CA[MU]
‘Ik vind je columns heel leuk,’ vertrouwde iemand me laatst toe, ‘maar ze zijn wel vaak te lang.’ Interessant! Kennelijk heeft een goede column een bepaalde lengte. Een teveel aan woorden, daar ben ik het wel mee eens, is voor een column niet goed, dan gaat het op een artikel lijken, op een kort essay of verhaal, en die genres lees je op andere momenten, op andere plaatsen, om andere redenen. Een column wordt geacht kortstondig afleiding te bieden, met een mening die stellig is, maar makkelijk consumeerbaar door de frivole en polemische toon.
Er zijn de nodige voorbeelden te vinden van columnisten die de lezers jarenlang aan hun voeten kregen met zeer korte columns, switchten naar langere columns, eigenlijk meer zendtijd kregen… om vervolgens geen lezers te winnen maar te verliezen.
Toch lijkt een goede column qua lengte ook een ondergrens te hebben. Allemaal wel even leuk en knap, die miniatuurtjes van enkele alinea’s, maar ze verworden al snel tot agendawijsheden, dagboeknotities, of huiskamergefilosofeer.

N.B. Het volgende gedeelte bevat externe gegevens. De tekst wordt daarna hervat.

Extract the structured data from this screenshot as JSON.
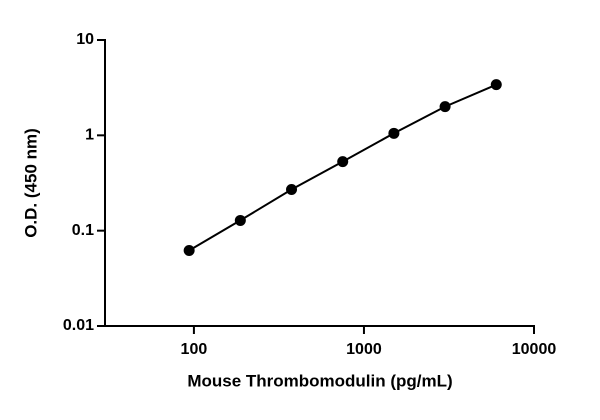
{
  "chart_data": {
    "type": "line",
    "x_label": "Mouse Thrombomodulin (pg/mL)",
    "y_label": "O.D. (450 nm)",
    "x": [
      93.75,
      187.5,
      375,
      750,
      1500,
      3000,
      6000
    ],
    "series": [
      {
        "values": [
          0.062,
          0.128,
          0.27,
          0.53,
          1.05,
          2.0,
          3.4
        ],
        "color": "#000000"
      }
    ],
    "xscale": "log",
    "yscale": "log",
    "xlim": [
      30,
      10000
    ],
    "ylim": [
      0.01,
      10
    ],
    "xticks": [
      100,
      1000,
      10000
    ],
    "yticks": [
      0.01,
      0.1,
      1,
      10
    ],
    "markers": true
  }
}
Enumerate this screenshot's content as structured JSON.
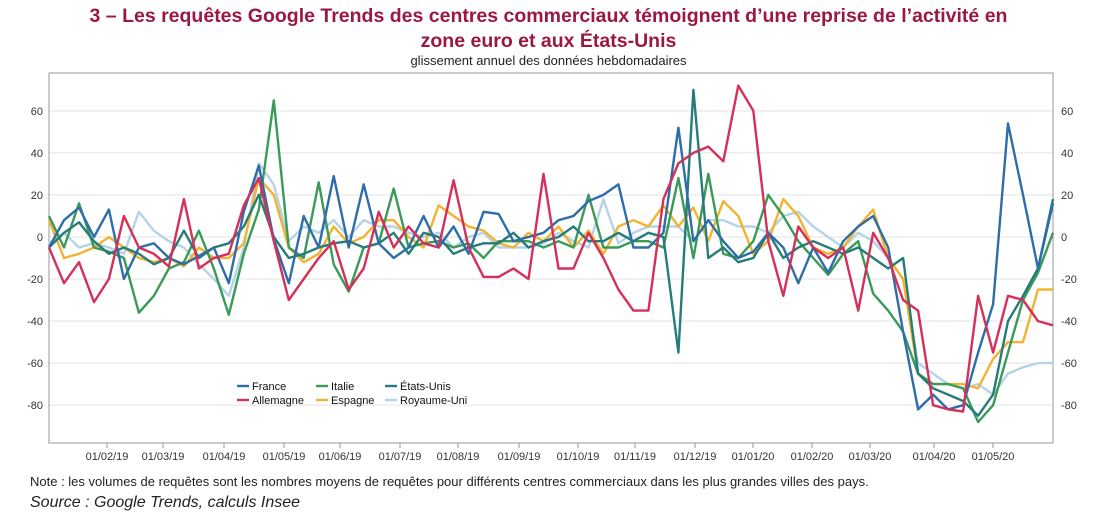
{
  "title_line1": "3 – Les requêtes Google Trends des centres commerciaux témoignent d’une reprise de l’activité en",
  "title_line2": "zone euro et aux États-Unis",
  "subtitle": "glissement annuel des données hebdomadaires",
  "note": "Note : les volumes de requêtes sont les nombres moyens de requêtes pour différents centres commerciaux dans les plus grandes villes des pays.",
  "source": "Source : Google Trends, calculs Insee",
  "chart_data": {
    "type": "line",
    "x_tick_labels": [
      "01/02/19",
      "01/03/19",
      "01/04/19",
      "01/05/19",
      "01/06/19",
      "01/07/19",
      "01/08/19",
      "01/09/19",
      "01/10/19",
      "01/11/19",
      "01/12/19",
      "01/01/20",
      "01/02/20",
      "01/03/20",
      "01/04/20",
      "01/05/20"
    ],
    "ylim": [
      -98,
      78
    ],
    "y_ticks": [
      60,
      40,
      20,
      0,
      -20,
      -40,
      -60,
      -80
    ],
    "grid": true,
    "legend_position": "bottom-left",
    "series": [
      {
        "name": "France",
        "color": "#2f6da8",
        "values": [
          -5,
          8,
          14,
          0,
          13,
          -20,
          -5,
          -3,
          -10,
          -13,
          -9,
          -5,
          -22,
          12,
          34,
          -1,
          -22,
          10,
          -5,
          29,
          -5,
          25,
          -3,
          -10,
          -5,
          10,
          -5,
          5,
          -8,
          12,
          11,
          -2,
          0,
          2,
          8,
          10,
          17,
          20,
          25,
          -5,
          -5,
          2,
          52,
          -2,
          8,
          -2,
          -10,
          -7,
          2,
          -5,
          -22,
          -5,
          -17,
          -2,
          5,
          10,
          -5,
          -45,
          -82,
          -75,
          -82,
          -80,
          -55,
          -32,
          54,
          20,
          -15,
          16
        ]
      },
      {
        "name": "Italie",
        "color": "#3a9a58",
        "values": [
          10,
          -5,
          16,
          -5,
          -7,
          -10,
          -36,
          -28,
          -15,
          -12,
          3,
          -15,
          -37,
          -8,
          13,
          65,
          -5,
          -10,
          26,
          -13,
          -26,
          -5,
          -3,
          23,
          -5,
          -3,
          -2,
          -5,
          -3,
          -10,
          -2,
          -2,
          -2,
          -5,
          -2,
          -5,
          20,
          -5,
          -5,
          -2,
          -2,
          -5,
          28,
          -10,
          30,
          -8,
          -10,
          -2,
          20,
          10,
          -2,
          -10,
          -18,
          -8,
          -2,
          -27,
          -35,
          -45,
          -65,
          -70,
          -70,
          -72,
          -88,
          -80,
          -55,
          -30,
          -17,
          2
        ]
      },
      {
        "name": "États-Unis",
        "color": "#267c78",
        "values": [
          -5,
          2,
          7,
          -2,
          -8,
          -5,
          -8,
          -13,
          -10,
          3,
          -10,
          -5,
          -3,
          5,
          20,
          0,
          -10,
          -8,
          -5,
          -3,
          -2,
          -5,
          -3,
          2,
          -8,
          2,
          0,
          -8,
          -5,
          -3,
          -3,
          2,
          -5,
          -2,
          0,
          5,
          -2,
          -2,
          2,
          -2,
          2,
          0,
          -55,
          70,
          -10,
          -5,
          -12,
          -10,
          2,
          -10,
          -5,
          -2,
          -5,
          -8,
          -5,
          -10,
          -15,
          -10,
          -65,
          -72,
          -75,
          -78,
          -85,
          -75,
          -40,
          -28,
          -15,
          18
        ]
      },
      {
        "name": "Allemagne",
        "color": "#d4305a",
        "values": [
          -5,
          -22,
          -12,
          -31,
          -20,
          10,
          -5,
          -8,
          -14,
          18,
          -15,
          -10,
          -8,
          15,
          28,
          -2,
          -30,
          -20,
          -10,
          -2,
          -25,
          -15,
          12,
          -5,
          5,
          -3,
          -5,
          27,
          -5,
          -19,
          -19,
          -15,
          -20,
          30,
          -15,
          -15,
          2,
          -10,
          -25,
          -35,
          -35,
          18,
          35,
          40,
          43,
          36,
          72,
          60,
          -2,
          -28,
          5,
          -5,
          -10,
          -5,
          -35,
          2,
          -10,
          -30,
          -35,
          -80,
          -82,
          -83,
          -28,
          -55,
          -28,
          -30,
          -40,
          -42
        ]
      },
      {
        "name": "Espagne",
        "color": "#f2b330",
        "values": [
          8,
          -10,
          -8,
          -5,
          0,
          -5,
          -10,
          -12,
          -10,
          -14,
          -5,
          -10,
          -10,
          -3,
          28,
          20,
          -5,
          -12,
          -8,
          5,
          -3,
          0,
          8,
          8,
          0,
          -5,
          15,
          10,
          5,
          3,
          -3,
          -5,
          2,
          -2,
          5,
          -5,
          3,
          -8,
          5,
          8,
          5,
          15,
          5,
          14,
          -2,
          17,
          10,
          -8,
          -2,
          18,
          10,
          -5,
          -8,
          -5,
          5,
          13,
          -10,
          -20,
          -65,
          -70,
          -70,
          -70,
          -72,
          -58,
          -50,
          -50,
          -25,
          -25
        ]
      },
      {
        "name": "Royaume-Uni",
        "color": "#b5d3e8",
        "values": [
          -3,
          2,
          -5,
          -3,
          -5,
          -8,
          12,
          3,
          -2,
          -5,
          -13,
          -20,
          -28,
          -5,
          35,
          25,
          -2,
          5,
          2,
          8,
          0,
          8,
          5,
          5,
          2,
          0,
          2,
          -5,
          0,
          2,
          -5,
          -5,
          -5,
          -3,
          2,
          -2,
          -5,
          18,
          -3,
          2,
          5,
          5,
          5,
          -2,
          8,
          8,
          5,
          5,
          2,
          10,
          12,
          5,
          0,
          -5,
          2,
          -2,
          -10,
          -20,
          -60,
          -65,
          -70,
          -72,
          -70,
          -75,
          -65,
          -62,
          -60,
          -60
        ]
      }
    ]
  }
}
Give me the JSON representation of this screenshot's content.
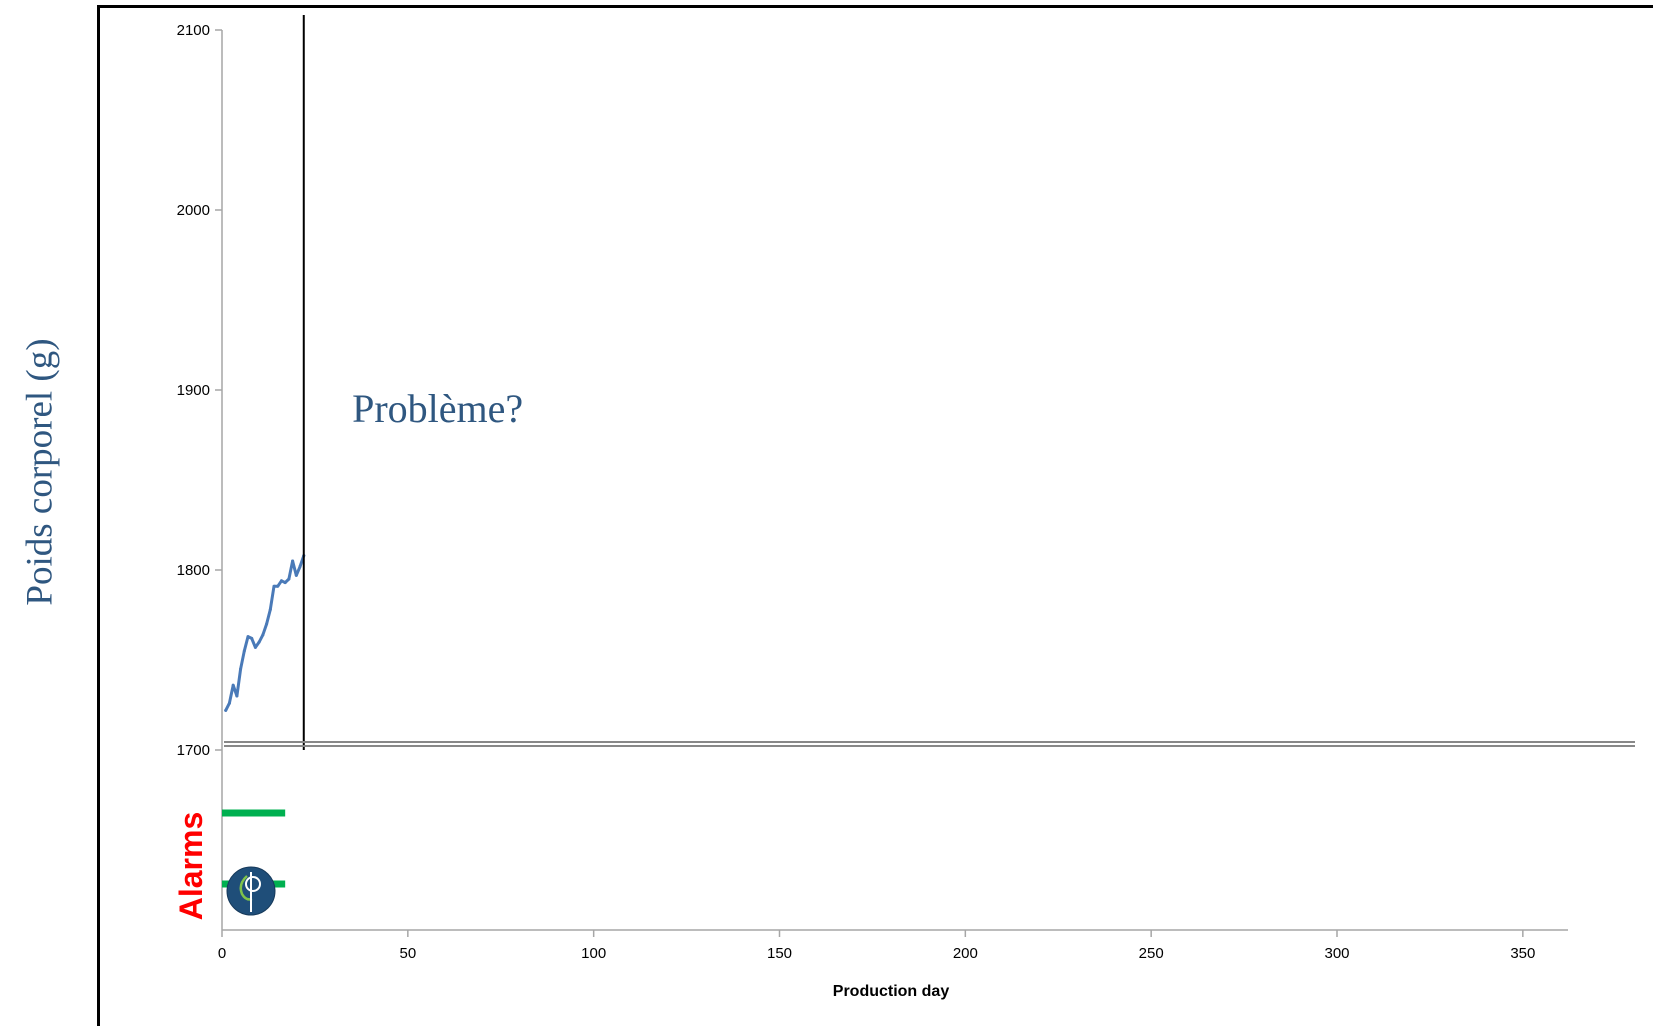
{
  "chart_data": {
    "type": "line",
    "title": "",
    "ylabel": "Poids corporel (g)",
    "xlabel": "Production day",
    "xlim": [
      0,
      360
    ],
    "ylim": [
      1600,
      2100
    ],
    "xticks": [
      0,
      50,
      100,
      150,
      200,
      250,
      300,
      350
    ],
    "yticks": [
      1700,
      1800,
      1900,
      2000,
      2100
    ],
    "grid": false,
    "series": [
      {
        "color": "#4a7ab8",
        "x": [
          1,
          2,
          3,
          4,
          5,
          6,
          7,
          8,
          9,
          10,
          11,
          12,
          13,
          14,
          15,
          16,
          17,
          18,
          19,
          20,
          21,
          22
        ],
        "y": [
          1722,
          1726,
          1736,
          1730,
          1745,
          1755,
          1763,
          1762,
          1757,
          1760,
          1764,
          1770,
          1778,
          1791,
          1791,
          1794,
          1793,
          1795,
          1805,
          1797,
          1802,
          1808
        ]
      }
    ],
    "vertical_marker_x": 22,
    "annotation": "Problème?",
    "alarm_label": "Alarms",
    "alarm_color": "#00b050",
    "alarms": [
      {
        "x_start": 0,
        "x_end": 17
      },
      {
        "x_start": 0,
        "x_end": 17
      }
    ]
  },
  "logo_icon": "circle-phi-logo"
}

(Hier zou ik bijvoorbeeld deze column heel wijsgerig kunnen eindigen. Dan kunt u snel weer aan het werk.)
Hoeveel woorden telt de ideale column, weet iemand dat? Gek eigenlijk dat er in Nederland, land van columnisten bij uitstek, wel een leerstoel bestaat voor popmuziek, maar niet voor columnkunde.
Maar er gloort licht aan de horizon. In een reactie op de hem volkomen terecht toegekende Gouden Ganzenveer (een prijs ooit bedacht door uitgevers, sprak de uitgever trots) kondigde Remco Campert aan, in zijn feestrede bij de uitreiking stil te willen staan bij de columnistiek – een der genres waarin hij al decennialang uitblinkt.
In afwachting van zijn gezichtspunten, feliciteer ik de meester en rond ik deze column snel af, bang uw aandacht te verliezen.